Ban on junk food to fight flab
Vending machines stocked with sweets, crisps and sugary drinks will be banned from French schools from September next year following the introduction of new measures to combat obesity.
The controversial ruling, part of the public health Act which completed its passage through parliament last week, will also require advertising for junk food to include a health warning.
The passing of the Bill represents a major victory for doctors and consumers' groups, overturning an attempt by senators to water down the measures in the face of intensive lobbying from powerful food manufacturers.
The national assembly had approved the measures in April, when health minister Philippe Douste-Blazy told MPs that child obesity and weight problems had tripled in 20 years and now affected 16 per cent of children in France.

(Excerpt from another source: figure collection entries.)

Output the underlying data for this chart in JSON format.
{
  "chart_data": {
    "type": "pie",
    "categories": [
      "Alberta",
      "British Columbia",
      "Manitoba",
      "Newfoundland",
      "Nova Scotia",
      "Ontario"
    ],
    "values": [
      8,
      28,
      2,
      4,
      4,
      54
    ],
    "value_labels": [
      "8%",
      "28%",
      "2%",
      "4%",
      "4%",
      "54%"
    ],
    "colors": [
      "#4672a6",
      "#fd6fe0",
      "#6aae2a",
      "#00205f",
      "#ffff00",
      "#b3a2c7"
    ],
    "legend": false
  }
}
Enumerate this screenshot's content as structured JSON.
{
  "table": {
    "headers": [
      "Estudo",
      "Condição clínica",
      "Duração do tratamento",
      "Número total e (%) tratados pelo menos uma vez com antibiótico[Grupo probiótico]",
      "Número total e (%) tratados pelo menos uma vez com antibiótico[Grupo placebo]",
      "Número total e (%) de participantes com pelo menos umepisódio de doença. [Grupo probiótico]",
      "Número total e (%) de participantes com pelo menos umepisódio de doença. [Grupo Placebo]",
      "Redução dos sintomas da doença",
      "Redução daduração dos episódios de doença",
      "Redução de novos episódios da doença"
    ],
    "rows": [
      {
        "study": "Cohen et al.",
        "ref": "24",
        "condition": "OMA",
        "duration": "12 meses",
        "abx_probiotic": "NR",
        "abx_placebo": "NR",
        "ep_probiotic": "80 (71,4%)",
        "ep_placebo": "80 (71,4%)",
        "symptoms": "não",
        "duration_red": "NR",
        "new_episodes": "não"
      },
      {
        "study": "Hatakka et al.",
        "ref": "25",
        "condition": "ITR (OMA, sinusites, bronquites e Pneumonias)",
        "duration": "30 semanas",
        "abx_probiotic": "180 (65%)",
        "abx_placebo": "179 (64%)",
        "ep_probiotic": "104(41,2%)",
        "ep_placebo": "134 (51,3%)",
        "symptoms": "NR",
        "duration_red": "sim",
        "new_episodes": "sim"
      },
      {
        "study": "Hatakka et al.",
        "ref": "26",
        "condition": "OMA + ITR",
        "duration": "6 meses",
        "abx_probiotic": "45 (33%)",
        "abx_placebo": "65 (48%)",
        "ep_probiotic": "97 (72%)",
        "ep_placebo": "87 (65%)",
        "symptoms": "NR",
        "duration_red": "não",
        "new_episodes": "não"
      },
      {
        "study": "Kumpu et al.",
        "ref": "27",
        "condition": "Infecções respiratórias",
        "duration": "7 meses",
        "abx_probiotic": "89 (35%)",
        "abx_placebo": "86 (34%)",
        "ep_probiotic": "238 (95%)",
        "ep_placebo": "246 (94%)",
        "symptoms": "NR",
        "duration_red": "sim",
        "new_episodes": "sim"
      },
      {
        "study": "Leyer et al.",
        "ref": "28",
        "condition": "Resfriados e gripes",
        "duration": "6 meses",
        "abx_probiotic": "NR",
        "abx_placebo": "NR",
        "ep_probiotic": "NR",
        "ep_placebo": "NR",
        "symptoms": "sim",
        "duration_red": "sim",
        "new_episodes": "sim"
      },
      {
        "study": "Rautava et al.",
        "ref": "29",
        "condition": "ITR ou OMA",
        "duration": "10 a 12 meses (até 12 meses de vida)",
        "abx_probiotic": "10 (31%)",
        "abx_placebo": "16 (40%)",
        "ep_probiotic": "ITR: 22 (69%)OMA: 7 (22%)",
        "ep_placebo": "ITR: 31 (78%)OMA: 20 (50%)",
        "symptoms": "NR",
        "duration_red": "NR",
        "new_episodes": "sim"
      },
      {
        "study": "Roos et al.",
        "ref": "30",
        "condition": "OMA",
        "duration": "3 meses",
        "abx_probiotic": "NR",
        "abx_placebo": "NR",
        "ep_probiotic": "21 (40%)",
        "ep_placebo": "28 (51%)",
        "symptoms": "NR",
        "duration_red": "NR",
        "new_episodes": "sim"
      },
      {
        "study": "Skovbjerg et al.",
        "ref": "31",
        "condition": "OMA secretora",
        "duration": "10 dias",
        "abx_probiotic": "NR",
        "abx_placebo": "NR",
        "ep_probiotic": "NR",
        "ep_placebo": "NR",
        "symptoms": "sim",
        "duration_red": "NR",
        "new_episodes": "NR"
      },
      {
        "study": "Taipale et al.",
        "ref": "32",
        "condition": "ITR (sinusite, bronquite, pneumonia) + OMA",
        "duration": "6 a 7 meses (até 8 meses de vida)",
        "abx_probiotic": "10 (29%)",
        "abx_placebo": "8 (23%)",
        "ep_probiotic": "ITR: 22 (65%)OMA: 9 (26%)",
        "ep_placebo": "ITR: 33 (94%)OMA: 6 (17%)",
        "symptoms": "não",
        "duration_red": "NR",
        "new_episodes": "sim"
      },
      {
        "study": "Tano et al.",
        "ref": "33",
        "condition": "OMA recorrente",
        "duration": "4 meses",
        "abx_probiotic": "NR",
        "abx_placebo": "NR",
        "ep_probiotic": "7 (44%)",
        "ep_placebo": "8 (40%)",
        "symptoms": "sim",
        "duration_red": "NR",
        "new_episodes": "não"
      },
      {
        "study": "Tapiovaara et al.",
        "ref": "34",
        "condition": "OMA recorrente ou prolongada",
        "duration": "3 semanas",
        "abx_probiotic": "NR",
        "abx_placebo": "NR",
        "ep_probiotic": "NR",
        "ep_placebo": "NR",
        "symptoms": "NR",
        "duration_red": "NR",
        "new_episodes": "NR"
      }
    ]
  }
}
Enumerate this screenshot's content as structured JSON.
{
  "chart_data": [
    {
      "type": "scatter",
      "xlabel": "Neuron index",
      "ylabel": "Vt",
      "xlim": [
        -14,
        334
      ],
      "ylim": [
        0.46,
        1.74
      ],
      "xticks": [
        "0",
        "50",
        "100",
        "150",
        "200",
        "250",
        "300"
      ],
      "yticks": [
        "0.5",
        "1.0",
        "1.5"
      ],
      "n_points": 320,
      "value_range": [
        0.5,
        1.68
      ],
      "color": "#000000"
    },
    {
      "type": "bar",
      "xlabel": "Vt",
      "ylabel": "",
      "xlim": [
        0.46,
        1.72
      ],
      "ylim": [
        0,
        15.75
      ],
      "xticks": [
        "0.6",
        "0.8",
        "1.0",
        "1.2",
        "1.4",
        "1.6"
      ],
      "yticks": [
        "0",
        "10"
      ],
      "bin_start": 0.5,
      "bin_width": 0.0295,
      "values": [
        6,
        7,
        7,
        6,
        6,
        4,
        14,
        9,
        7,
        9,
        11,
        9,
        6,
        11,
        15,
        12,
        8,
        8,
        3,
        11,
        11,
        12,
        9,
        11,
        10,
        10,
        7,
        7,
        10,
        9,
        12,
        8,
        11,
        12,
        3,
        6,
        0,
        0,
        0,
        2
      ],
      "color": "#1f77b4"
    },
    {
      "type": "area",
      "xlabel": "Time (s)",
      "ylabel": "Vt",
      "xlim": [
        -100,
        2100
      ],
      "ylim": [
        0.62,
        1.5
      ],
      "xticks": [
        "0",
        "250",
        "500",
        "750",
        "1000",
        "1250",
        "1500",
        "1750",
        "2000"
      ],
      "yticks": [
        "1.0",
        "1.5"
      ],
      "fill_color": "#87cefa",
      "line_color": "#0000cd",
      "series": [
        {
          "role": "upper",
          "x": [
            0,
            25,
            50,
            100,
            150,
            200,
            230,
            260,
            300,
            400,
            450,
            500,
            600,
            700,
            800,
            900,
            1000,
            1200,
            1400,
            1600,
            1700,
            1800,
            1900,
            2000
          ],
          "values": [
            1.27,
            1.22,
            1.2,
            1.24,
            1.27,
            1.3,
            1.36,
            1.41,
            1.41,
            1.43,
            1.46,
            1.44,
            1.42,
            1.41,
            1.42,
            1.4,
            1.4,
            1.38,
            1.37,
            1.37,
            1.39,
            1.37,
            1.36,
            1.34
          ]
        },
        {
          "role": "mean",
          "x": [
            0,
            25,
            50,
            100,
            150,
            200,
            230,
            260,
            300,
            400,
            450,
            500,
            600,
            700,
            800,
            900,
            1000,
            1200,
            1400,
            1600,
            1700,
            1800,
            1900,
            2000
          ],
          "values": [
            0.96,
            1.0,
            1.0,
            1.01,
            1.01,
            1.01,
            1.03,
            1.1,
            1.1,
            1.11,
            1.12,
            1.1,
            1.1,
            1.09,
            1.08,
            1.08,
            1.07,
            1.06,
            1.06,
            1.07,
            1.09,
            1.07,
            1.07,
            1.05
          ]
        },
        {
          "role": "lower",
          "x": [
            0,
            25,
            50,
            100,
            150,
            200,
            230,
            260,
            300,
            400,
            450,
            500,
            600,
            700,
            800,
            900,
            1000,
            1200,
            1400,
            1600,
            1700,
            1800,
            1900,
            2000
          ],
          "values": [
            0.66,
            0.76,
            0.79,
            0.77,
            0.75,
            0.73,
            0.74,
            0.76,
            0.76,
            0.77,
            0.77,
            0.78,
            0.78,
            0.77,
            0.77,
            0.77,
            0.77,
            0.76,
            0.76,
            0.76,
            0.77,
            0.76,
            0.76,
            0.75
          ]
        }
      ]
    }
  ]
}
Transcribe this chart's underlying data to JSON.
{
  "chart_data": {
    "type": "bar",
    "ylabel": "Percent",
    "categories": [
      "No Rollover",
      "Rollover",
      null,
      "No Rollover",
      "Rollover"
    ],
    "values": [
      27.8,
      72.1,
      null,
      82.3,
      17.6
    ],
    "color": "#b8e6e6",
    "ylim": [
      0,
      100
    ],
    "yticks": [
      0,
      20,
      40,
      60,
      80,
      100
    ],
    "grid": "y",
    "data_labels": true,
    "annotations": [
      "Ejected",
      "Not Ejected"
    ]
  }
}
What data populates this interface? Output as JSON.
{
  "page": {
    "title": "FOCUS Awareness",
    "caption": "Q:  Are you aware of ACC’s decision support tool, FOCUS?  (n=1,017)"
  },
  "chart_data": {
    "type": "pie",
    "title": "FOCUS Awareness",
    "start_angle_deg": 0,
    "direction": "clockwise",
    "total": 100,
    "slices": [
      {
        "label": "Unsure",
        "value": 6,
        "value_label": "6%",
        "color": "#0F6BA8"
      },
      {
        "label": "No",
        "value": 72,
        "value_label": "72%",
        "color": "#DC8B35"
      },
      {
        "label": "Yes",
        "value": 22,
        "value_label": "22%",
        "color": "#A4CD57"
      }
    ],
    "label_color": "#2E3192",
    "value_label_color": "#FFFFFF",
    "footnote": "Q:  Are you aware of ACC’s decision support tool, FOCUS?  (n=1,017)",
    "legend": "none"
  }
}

But in July, following pressure from the food industry, the Senate approved amendments which reversed a ban on school vending machines - specifying instead that the nutritional composition of the products sold should be controlled - and reduced proposed restrictions on television advertising aimed at children.
In response, protesting nutritionists and paediatricians sent an open letter to Mr Douste-Blazy calling for "a coherent public health policy for nutrition".
By last week, nearly 850 health professionals and medical researchers had signed an accompanying internet petition. The letter described school vending machines as a "striking example" that highlighted the "risk of contradiction" between nutritional advice and practice.
The letter said: "Today, these machines offer only sweet, fat andor salty processed products. This shocking contradiction between the message given to children and parents and the reality on offer can only be disastrous educationally." To be credible to the public, nutritional information had to be "independent of economic forces", it added.
Last week, a joint commission of MPs and senators met to sort out the stalemate and revoked the Senate decision. Then, last Friday, the two houses of parliament ratified the prohibition in primary and secondary schools of "automatic vending machines selling drinks and food products accessible to pupils".
But calls by health and consumer associations for a ban on television advertising of junk food aimed at children were less successful. Adverts will have to display an approved health warning, or manufacturers will risk having to pay a charge equivalent to 5 per cent of their advertising budget to a health education institute.
The French food health and safety agency AFSSA said that research in the United States showed clear links between child obesity and television advertising for junk food.
The agency said that nearly half of child-targeted advertisements in France were for sugary or chocolate snacks, drinks, sweets, biscuits or puddings.